Ficamos lá até 1944, quando o gueto foi dissolvido. Dos 165 mil que entraram, só restaram 1500, os outros foram exterminados. Eu, junto com meu pai e minha mãe, fui para levado para Auschwitz. O que eu vi lá, pessoas podem viver mil anos e não verão. Arrancaram crianças do colo das mães, jogaram contra a parede, batiam, chutavam, pareciam que estávamos em outro planeta. Meu pai falava alemão e perguntou ‘o que está acontecendo, onde estamos?’ a resposta foi ‘cala a boca, você está em Auschwitz, aqui tem uma saída: pela chaminé. Não pergunta, obedece’.

O que aconteceu quando vocês chegaram lá?

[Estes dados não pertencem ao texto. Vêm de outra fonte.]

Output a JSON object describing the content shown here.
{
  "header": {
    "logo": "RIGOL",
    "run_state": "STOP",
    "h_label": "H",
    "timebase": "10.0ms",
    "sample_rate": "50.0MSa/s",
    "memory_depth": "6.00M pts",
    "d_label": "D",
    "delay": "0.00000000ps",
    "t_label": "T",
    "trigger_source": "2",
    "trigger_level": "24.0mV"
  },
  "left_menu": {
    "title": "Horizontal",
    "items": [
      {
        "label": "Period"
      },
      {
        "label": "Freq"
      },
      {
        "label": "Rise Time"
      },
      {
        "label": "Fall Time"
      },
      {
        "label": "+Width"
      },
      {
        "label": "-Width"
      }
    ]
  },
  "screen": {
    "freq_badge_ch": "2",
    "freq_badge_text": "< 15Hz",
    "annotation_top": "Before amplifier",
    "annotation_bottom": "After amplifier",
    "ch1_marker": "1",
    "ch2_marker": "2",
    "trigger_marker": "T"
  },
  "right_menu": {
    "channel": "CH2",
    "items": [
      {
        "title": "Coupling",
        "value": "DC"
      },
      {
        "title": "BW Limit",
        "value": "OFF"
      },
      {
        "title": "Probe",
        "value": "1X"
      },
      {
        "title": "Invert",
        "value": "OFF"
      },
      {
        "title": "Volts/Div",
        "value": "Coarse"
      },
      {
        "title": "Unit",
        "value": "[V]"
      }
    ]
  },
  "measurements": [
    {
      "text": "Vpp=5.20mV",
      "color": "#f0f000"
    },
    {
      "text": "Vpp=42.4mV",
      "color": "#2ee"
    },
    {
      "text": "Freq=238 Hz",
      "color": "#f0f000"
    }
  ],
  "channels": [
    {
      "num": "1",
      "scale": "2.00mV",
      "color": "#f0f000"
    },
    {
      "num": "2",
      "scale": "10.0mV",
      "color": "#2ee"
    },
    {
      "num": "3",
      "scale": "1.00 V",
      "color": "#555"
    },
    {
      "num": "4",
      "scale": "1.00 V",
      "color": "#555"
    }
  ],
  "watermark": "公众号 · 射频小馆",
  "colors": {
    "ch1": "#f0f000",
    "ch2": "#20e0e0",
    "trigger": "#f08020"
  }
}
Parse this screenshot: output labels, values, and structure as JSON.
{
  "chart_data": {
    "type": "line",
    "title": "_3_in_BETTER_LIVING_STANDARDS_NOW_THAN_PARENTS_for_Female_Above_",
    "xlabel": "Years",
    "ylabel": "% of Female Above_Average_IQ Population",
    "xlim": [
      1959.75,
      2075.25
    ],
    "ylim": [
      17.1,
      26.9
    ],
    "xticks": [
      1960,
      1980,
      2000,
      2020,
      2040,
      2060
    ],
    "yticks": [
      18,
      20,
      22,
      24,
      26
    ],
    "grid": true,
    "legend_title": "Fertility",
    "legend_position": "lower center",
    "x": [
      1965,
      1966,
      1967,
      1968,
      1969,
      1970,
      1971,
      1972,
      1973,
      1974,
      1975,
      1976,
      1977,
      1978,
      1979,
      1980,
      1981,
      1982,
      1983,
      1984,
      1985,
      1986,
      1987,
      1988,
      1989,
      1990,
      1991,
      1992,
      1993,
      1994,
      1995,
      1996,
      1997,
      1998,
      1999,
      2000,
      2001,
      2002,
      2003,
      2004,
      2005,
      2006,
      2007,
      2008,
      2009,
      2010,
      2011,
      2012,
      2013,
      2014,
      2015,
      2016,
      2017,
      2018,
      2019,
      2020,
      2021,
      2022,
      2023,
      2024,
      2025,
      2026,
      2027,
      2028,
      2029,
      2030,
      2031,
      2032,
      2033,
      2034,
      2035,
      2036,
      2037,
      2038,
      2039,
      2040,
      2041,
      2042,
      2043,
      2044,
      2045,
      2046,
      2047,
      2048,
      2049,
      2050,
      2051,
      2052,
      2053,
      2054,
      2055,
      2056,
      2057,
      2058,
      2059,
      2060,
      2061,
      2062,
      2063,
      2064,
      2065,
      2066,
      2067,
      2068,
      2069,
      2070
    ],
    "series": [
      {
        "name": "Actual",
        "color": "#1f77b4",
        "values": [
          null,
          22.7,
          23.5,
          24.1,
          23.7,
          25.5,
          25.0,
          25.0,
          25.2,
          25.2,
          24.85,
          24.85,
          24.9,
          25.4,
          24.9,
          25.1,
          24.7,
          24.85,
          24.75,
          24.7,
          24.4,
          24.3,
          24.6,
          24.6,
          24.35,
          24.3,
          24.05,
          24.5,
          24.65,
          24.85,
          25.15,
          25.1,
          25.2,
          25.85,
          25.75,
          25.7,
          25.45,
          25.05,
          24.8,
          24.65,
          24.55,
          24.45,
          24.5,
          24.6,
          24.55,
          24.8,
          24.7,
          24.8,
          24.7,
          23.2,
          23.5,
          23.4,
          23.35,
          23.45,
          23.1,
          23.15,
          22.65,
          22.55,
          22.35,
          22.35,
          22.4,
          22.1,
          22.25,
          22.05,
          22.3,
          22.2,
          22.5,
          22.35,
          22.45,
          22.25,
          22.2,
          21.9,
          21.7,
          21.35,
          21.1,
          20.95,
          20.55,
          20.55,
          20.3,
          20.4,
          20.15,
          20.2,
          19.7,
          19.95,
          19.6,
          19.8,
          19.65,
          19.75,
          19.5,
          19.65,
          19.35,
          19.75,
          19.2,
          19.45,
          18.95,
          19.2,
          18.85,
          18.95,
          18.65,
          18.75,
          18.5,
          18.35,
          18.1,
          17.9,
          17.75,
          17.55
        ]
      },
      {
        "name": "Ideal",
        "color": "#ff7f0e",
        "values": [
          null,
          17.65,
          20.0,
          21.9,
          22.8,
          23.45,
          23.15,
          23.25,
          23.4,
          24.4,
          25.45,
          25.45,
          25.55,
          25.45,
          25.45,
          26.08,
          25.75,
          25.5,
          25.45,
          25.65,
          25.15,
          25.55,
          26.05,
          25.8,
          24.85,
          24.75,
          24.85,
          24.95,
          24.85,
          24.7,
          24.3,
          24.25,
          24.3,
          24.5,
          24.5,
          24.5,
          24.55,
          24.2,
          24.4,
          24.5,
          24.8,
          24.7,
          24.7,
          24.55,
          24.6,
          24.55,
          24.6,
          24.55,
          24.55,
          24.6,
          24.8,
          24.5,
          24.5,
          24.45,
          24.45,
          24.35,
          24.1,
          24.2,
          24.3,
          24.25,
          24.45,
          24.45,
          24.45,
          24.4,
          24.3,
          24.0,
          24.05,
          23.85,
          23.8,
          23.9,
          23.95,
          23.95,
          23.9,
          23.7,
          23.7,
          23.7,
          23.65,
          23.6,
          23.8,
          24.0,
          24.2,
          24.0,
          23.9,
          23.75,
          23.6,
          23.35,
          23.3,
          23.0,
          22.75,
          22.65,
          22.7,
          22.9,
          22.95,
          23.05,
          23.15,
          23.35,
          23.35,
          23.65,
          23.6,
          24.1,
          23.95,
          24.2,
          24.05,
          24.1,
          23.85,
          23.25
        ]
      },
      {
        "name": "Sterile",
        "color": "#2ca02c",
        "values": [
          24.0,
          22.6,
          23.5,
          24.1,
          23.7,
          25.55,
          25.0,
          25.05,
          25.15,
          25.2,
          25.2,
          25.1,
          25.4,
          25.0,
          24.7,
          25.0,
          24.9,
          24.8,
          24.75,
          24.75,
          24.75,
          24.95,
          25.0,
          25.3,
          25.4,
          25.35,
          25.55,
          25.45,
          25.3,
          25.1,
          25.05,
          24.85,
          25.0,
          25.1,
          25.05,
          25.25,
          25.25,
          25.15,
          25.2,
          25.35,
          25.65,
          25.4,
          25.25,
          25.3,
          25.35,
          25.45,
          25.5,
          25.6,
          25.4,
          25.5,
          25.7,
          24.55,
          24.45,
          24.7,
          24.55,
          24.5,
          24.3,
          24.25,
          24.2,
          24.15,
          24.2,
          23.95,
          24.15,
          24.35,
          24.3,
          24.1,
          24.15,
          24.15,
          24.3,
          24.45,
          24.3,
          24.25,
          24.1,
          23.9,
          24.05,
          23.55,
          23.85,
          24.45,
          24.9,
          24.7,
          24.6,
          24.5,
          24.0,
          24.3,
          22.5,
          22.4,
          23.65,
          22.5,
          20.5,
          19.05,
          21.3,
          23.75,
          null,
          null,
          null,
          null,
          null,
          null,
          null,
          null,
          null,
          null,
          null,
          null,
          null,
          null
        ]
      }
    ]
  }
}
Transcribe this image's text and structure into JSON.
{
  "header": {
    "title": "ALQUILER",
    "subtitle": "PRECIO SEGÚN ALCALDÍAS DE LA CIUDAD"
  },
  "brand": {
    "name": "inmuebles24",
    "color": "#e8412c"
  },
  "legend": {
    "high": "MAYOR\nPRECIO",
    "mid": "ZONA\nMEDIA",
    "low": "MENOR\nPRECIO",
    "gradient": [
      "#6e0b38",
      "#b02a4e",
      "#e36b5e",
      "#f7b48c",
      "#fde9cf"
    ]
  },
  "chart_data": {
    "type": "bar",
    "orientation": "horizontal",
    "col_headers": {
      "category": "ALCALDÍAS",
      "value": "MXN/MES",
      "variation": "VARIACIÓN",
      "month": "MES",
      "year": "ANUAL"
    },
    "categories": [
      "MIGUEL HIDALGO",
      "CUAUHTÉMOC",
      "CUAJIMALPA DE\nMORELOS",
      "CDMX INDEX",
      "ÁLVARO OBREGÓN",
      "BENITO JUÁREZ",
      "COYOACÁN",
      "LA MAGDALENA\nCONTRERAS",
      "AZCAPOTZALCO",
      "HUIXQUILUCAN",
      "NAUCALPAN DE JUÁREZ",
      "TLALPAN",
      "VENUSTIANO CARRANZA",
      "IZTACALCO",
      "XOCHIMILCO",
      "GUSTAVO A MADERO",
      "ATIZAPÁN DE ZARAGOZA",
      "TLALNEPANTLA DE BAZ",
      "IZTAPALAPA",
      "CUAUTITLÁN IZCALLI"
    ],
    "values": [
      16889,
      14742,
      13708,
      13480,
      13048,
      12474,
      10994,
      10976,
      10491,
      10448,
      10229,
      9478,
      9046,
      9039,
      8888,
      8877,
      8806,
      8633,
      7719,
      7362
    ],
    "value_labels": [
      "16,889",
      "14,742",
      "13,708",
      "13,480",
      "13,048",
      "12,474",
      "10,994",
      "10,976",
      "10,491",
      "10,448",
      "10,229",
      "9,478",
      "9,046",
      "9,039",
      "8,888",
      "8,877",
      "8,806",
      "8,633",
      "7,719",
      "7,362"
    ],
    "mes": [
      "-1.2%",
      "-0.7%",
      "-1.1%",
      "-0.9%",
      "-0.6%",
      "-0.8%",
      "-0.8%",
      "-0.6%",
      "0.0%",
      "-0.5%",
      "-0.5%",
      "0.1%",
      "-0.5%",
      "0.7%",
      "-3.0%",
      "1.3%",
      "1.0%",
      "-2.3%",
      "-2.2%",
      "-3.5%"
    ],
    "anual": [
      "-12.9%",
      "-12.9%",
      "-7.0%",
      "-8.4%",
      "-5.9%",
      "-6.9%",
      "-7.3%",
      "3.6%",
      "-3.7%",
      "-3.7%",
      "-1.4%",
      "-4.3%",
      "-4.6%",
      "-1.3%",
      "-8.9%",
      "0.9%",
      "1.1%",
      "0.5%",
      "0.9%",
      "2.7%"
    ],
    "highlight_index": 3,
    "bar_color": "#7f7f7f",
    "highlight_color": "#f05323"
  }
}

Me mandaram entrar em uma sala. Um antigo prisioneiro veio até mim e disse ‘fala 18, fala 18’. Eu não entendi. De repente, eu estava na frente do oficial e ele praticamente não falava nada. Então, me perguntou ‘você entende alemão?’ e eu disse ‘sim senhor’. ‘Idade?’. Aí me lembrei daquele prisioneiro e disse 18, mas era mentira porque eu estava com 15. Então eles me empurraram para junto do meu pai.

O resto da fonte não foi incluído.